Дверь захлопнулась у меня перед носом, и когда я постучал в следующую, шестеро слуг просто выкинули меня вон, пока главный из них тряс кулаками и орал на всю улицу:
— И ты осмелился предложить пять тысяч медных монет бывшему главному сыщику самого Сына Неба? Убирайся в свою вонючую деревню, ты, жалкий крестьянин, и никогда здесь не появляйся!

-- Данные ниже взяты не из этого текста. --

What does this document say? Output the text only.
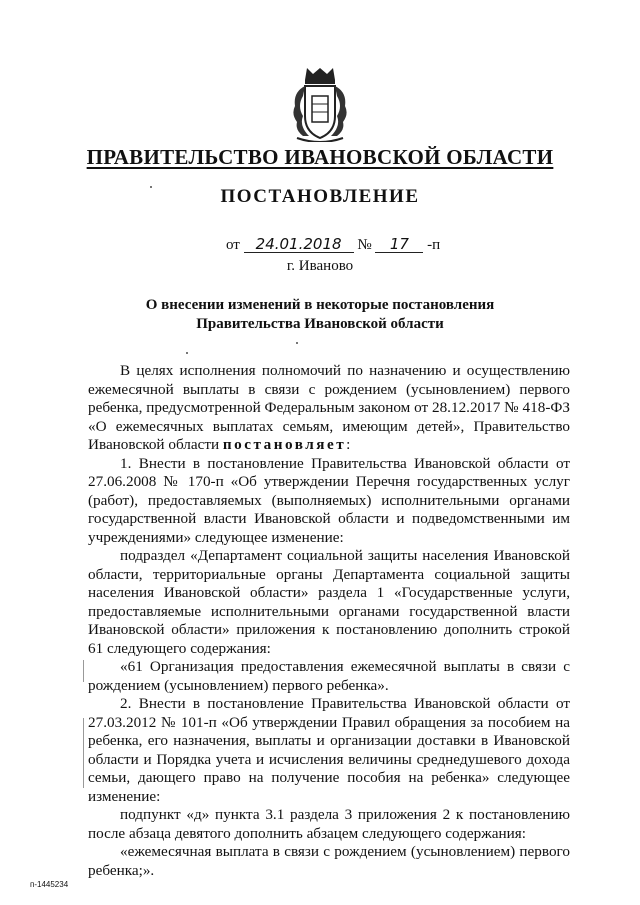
ПРАВИТЕЛЬСТВО ИВАНОВСКОЙ ОБЛАСТИ
ПОСТАНОВЛЕНИЕ
от 24.01.2018 № 17 -п
г. Иваново
О внесении изменений в некоторые постановления
Правительства Ивановской области

В целях исполнения полномочий по назначению и осуществлению ежемесячной выплаты в связи с рождением (усыновлением) первого ребенка, предусмотренной Федеральным законом от 28.12.2017 № 418-ФЗ «О ежемесячных выплатах семьям, имеющим детей», Правительство Ивановской области постановляет:

1. Внести в постановление Правительства Ивановской области от 27.06.2008 № 170-п «Об утверждении Перечня государственных услуг (работ), предоставляемых (выполняемых) исполнительными органами государственной власти Ивановской области и подведомственными им учреждениями» следующее изменение:

подраздел «Департамент социальной защиты населения Ивановской области, территориальные органы Департамента социальной защиты населения Ивановской области» раздела 1 «Государственные услуги, предоставляемые исполнительными органами государственной власти Ивановской области» приложения к постановлению дополнить строкой 61 следующего содержания:

«61 Организация предоставления ежемесячной выплаты в связи с рождением (усыновлением) первого ребенка».

2. Внести в постановление Правительства Ивановской области от 27.03.2012 № 101-п «Об утверждении Правил обращения за пособием на ребенка, его назначения, выплаты и организации доставки в Ивановской области и Порядка учета и исчисления величины среднедушевого дохода семьи, дающего право на получение пособия на ребенка» следующее изменение:

подпункт «д» пункта 3.1 раздела 3 приложения 2 к постановлению после абзаца девятого дополнить абзацем следующего содержания:

«ежемесячная выплата в связи с рождением (усыновлением) первого ребенка;».

п-1445234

Дом за домом результат был один — меня выставляли прочь. Правда, теперь я уже не был таким покорным. Сжимая кулаки, с горящими от гнева глазами, я был готов стукнуть очередного всезнающего мудреца по голове, засунуть его в мешок и силой доставить в Куфу, как вдруг увидел знак свыше. Дойдя до конца улицы, я уже собирался пойти обратно по другой стороне, как внезапно луч яркого света прорвался сквозь облака и, словно молния ударив в ближайший извилистый переулок, сверкнул на одном из наддверных глаз. Этот глаз был полуоткрыт. «Истина постижима, — словно говорил он. —
Что-то я вижу, а что-то нет».
Если это был и не знак судьбы, то по крайней мере мой последний шанс. Я свернул в переулок и быстро зашагал к дому.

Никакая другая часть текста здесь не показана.